Closing the innovation gap

100% agreement here; the larger an org grows, the more expensive it is to get information across the producer/user divide. Anything that gives a direct view into what customers are doing (or failing at!) with your product is gold.

This isn’t exclusive to software, either – one of the books I love to wave around is Eric Von Hippel’s Democratizing Innovation. It digs into this phenomenon and finds it in a wide variety of industries. https://mitpress.mit.edu/books/democratizing-innovation

I was fortunate to find it early in my open source career — it frames FLOSS and similar efforts as examples of user-driven experimentation with short feedback loops, rather than “It’s just magic that changes everything.”

The fundamental idea is that building an effective product or tool requires insight into what users of the tool or product need. But success requires scale, and soon the team‘s expertise is in “efficiently producing tools and products,” not the work that their users do.

As that gap grows, getting new and emergent needs, applications, or frustrations from the “tool-user” space across the divide to the “tool-builder” space becomes more and more expensive in both time and dollars.

Von Hippel’s work focuses on the idea of “user-led innovation“ — systems where a tool has just enough flex to it that the end users can customize it, serving emergent needs or fixing annoyances without the need for a ‘product development‘ feedback loop.

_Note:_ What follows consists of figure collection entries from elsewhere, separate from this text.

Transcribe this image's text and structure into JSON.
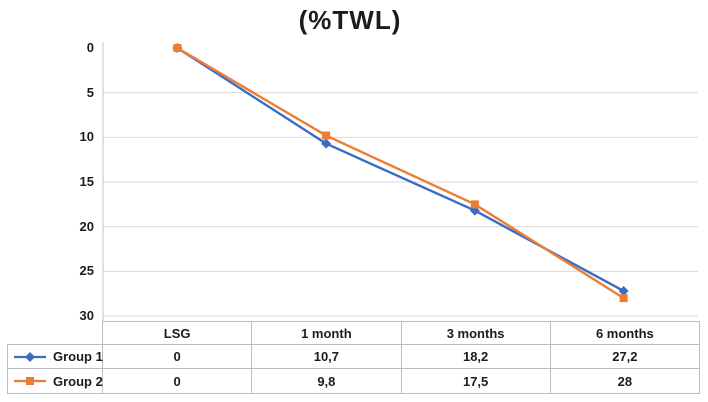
{
  "chart_data": {
    "type": "line",
    "title": "(%TWL)",
    "categories": [
      "LSG",
      "1 month",
      "3 months",
      "6 months"
    ],
    "series": [
      {
        "name": "Group 1",
        "values": [
          0,
          10.7,
          18.2,
          27.2
        ],
        "display_values": [
          "0",
          "10,7",
          "18,2",
          "27,2"
        ],
        "color": "#3B6CC5",
        "marker": "diamond"
      },
      {
        "name": "Group 2",
        "values": [
          0,
          9.8,
          17.5,
          28
        ],
        "display_values": [
          "0",
          "9,8",
          "17,5",
          "28"
        ],
        "color": "#ED7D31",
        "marker": "square"
      }
    ],
    "y_axis": {
      "min": 0,
      "max": 30,
      "step": 5,
      "inverted": true,
      "tick_labels": [
        "0",
        "5",
        "10",
        "15",
        "20",
        "25",
        "30"
      ]
    },
    "grid": true,
    "legend_position": "data-table-left",
    "colors": {
      "gridline": "#D9D9D9",
      "axis_line": "#C5C5C5",
      "table_border": "#BDBDBD",
      "text": "#1C1C1C",
      "background": "#FFFFFF"
    }
  }
}
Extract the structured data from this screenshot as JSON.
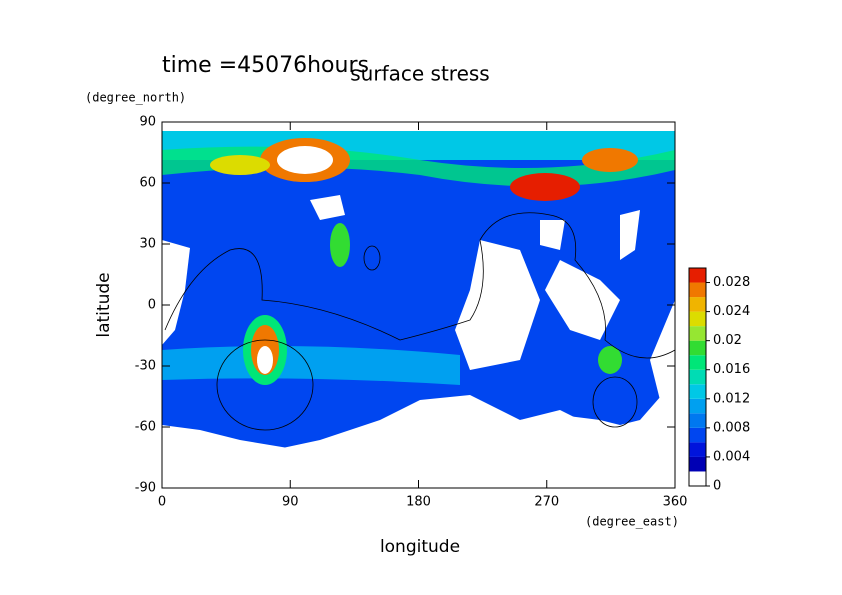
{
  "chart_data": {
    "type": "contour",
    "title": "surface stress",
    "subtitle": "time =45076hours",
    "x_label": "longitude",
    "x_unit": "(degree_east)",
    "y_label": "latitude",
    "y_unit": "(degree_north)",
    "xlim": [
      0,
      360
    ],
    "xticks": [
      0,
      90,
      180,
      270,
      360
    ],
    "ylim": [
      -90,
      90
    ],
    "yticks": [
      90,
      60,
      30,
      0,
      -30,
      -60,
      -90
    ],
    "colorbar": {
      "levels": [
        0,
        0.002,
        0.004,
        0.006,
        0.008,
        0.01,
        0.012,
        0.014,
        0.016,
        0.018,
        0.02,
        0.022,
        0.024,
        0.026,
        0.028,
        0.03
      ],
      "colors": [
        "#ffffff",
        "#0000b4",
        "#0014dc",
        "#0046f0",
        "#0078f0",
        "#00a0f0",
        "#00c8e6",
        "#00dcb4",
        "#00e678",
        "#32dc32",
        "#96e632",
        "#dcdc00",
        "#f0b400",
        "#f07800",
        "#e61e00"
      ],
      "ticks": [
        0,
        0.004,
        0.008,
        0.012,
        0.016,
        0.02,
        0.024,
        0.028
      ]
    }
  }
}
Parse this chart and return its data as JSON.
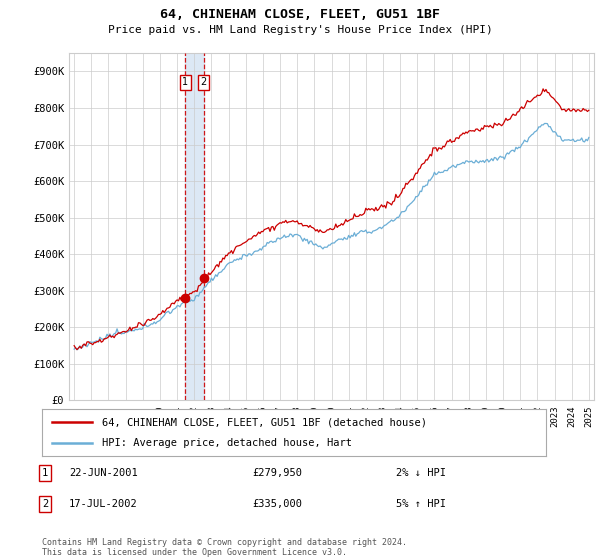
{
  "title": "64, CHINEHAM CLOSE, FLEET, GU51 1BF",
  "subtitle": "Price paid vs. HM Land Registry's House Price Index (HPI)",
  "ylim": [
    0,
    950000
  ],
  "yticks": [
    0,
    100000,
    200000,
    300000,
    400000,
    500000,
    600000,
    700000,
    800000,
    900000
  ],
  "ytick_labels": [
    "£0",
    "£100K",
    "£200K",
    "£300K",
    "£400K",
    "£500K",
    "£600K",
    "£700K",
    "£800K",
    "£900K"
  ],
  "hpi_color": "#6baed6",
  "price_color": "#cc0000",
  "marker_color": "#cc0000",
  "bg_color": "#ffffff",
  "grid_color": "#cccccc",
  "legend_box_color": "#cc0000",
  "band_color": "#dce8f5",
  "transactions": [
    {
      "num": 1,
      "date": "22-JUN-2001",
      "price": 279950,
      "pct": "2%",
      "dir": "↓",
      "x": 2001.47
    },
    {
      "num": 2,
      "date": "17-JUL-2002",
      "price": 335000,
      "pct": "5%",
      "dir": "↑",
      "x": 2002.54
    }
  ],
  "dashed_line_color": "#cc0000",
  "copyright_text": "Contains HM Land Registry data © Crown copyright and database right 2024.\nThis data is licensed under the Open Government Licence v3.0.",
  "legend_label_price": "64, CHINEHAM CLOSE, FLEET, GU51 1BF (detached house)",
  "legend_label_hpi": "HPI: Average price, detached house, Hart",
  "xmin": 1994.7,
  "xmax": 2025.3
}
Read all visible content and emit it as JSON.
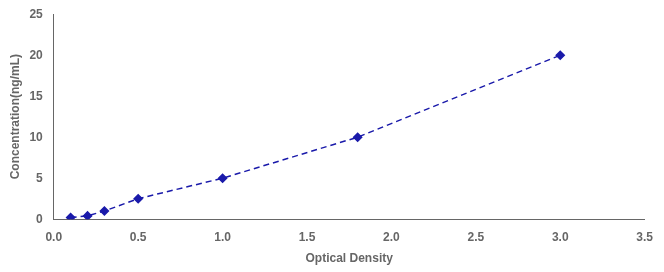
{
  "chart_data": {
    "type": "line",
    "x": [
      0.1,
      0.2,
      0.3,
      0.5,
      1.0,
      1.8,
      3.0
    ],
    "values": [
      0.2,
      0.4,
      1.0,
      2.5,
      5.0,
      10.0,
      20.0
    ],
    "color": "#1a1aaa",
    "marker": "diamond",
    "line_style": "dashed",
    "xlabel": "Optical Density",
    "ylabel": "Concentration(ng/mL)",
    "xlim": [
      0,
      3.5
    ],
    "ylim": [
      0,
      25
    ],
    "xticks": [
      {
        "value": 0,
        "label": "0.0"
      },
      0.5,
      {
        "value": 1,
        "label": "1.0"
      },
      1.5,
      {
        "value": 2,
        "label": "2.0"
      },
      2.5,
      {
        "value": 3,
        "label": "3.0"
      },
      3.5
    ],
    "yticks": [
      0,
      5,
      10,
      15,
      20,
      25
    ],
    "grid": false
  }
}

An example from his book is the rise of kite surfing — it emerged organically from customization of boards by surfers in the 70s and 80s. They experimented, shared ideas and iterated, and only when it exploded in popularity did surfing gear manufacturers get … on board. cough

Von Hippel explores that dynamic in a bunch of other industries, from assembly line tooling in factories to the Apache project. He sees a successful user-led-innovation system as a kind of outsourced R&D, where users come up with the ideas and producers figure out how to scale.

But making that kind of feedback loop isn’t as simple as just hoping. Just ask any company who’s tossed their previously closed-source project onto GitHub and hoped for a wave of user contributions. Or any design system team that tried to make “distributed governance” work…

The non-negotiable element is “the tool or product can be modified by an end user to suit their needs.” That doesn’t just mean technically possible, the actual work of customizing it has to be within the skillset and understanding of at least some percentage of the user base.

(That doesn’t necessarily mean open source, either — a robust plugin architecture, or software that’s easy to automate, can meet that criteria without users messing in its own source code. They key is that they can bash together what they need without the producer intervening.)

The force multiplier, though — the part that turns the user-customization into an innovation engine — is key. Users have to be able to share their customizations with each other. Either as blueprints or instructions or as ready-to-use bits.

At that point the R&D feedback loop of experimentation and iteration can exist entirely on the “people with a need” side of the product development fence. They can improve on each others’ work and fill new niches that aren’t (yet) mature enough to justify explicit product focus.

The thing is, though, this virtuous circle of users solving problems and filling niches might make them love the product, but it doesn’t inherently improve the product. Because so far, we’ve only talked about how they improve things to solve their own problems.

Von Hippel frames the blessing/curse of the “tool producer” role as an unfortunately necessary optimization; you begin to specialize in making the tool, not using it, because that lets you create higher quality tools more efficiently.

The trick is that many teams — especially ones that start out solving their own problems by building a new tool that catches on — don’t recognize when they’ve transitioned from insight-filled “tool users” to the optimization-obsessed “tool makers.” It creeps up on you!

One symptoms is assuming today’s users have the same problems as yesterday’s — coincidentally, problems the tool-builders remember experiencing. Lack of interest in user research is another.

Another symptom of the disconnect (going back to the initial RT) is treating product support as triage, a breakwall for bugs and user confusion, rather than a key source of insight into what they are trying to do.

Because the third component that’s absolutely necessary for a successful ”user innovation” feedback loop is a dialogue between the tool producers and tool users. A window into what they’re attempting, and what tweaks are taking off. Respect for what that happens at the edges.

Without a producer figuring to operationalize the new innovation, the “lead users” making the tweaks and customizations would just be hackers and kitbashers on the fringes. Their work wouldn’t scale up to help the people without the crossover skills to do the customizing.

In addition, some of the ideas that emerge from those systems will be innapropriate for incorporation into the core product. They might interfere with other users’ core needs, or be of little use to folks outside the niche that produced the idea.

That’s the responsibility of the tool-maker: figuring out what kind of tool this will be out of all the possible tools. What it will emphasize and what it will excel at and what it will enable but not prioritize.

This model — allowing emergent specialization of broad-functionality tools, then focusing on the governance and feedback loops that drive what hacks become Official Features — has shaped how @autogram_is approaches both design system and content architecture stuff for large orgs.

It’s been a huge influence on how I understand the value of open source to organizations (and individuals), especially those who aren’t themselves developers.

And it’s helped me recognize the profound value of teams that work directly with end-users. Customer service, technical support teams, trainers, even sales when they’re incentivized to recognize and describe emerging needs rather than simply sell through them.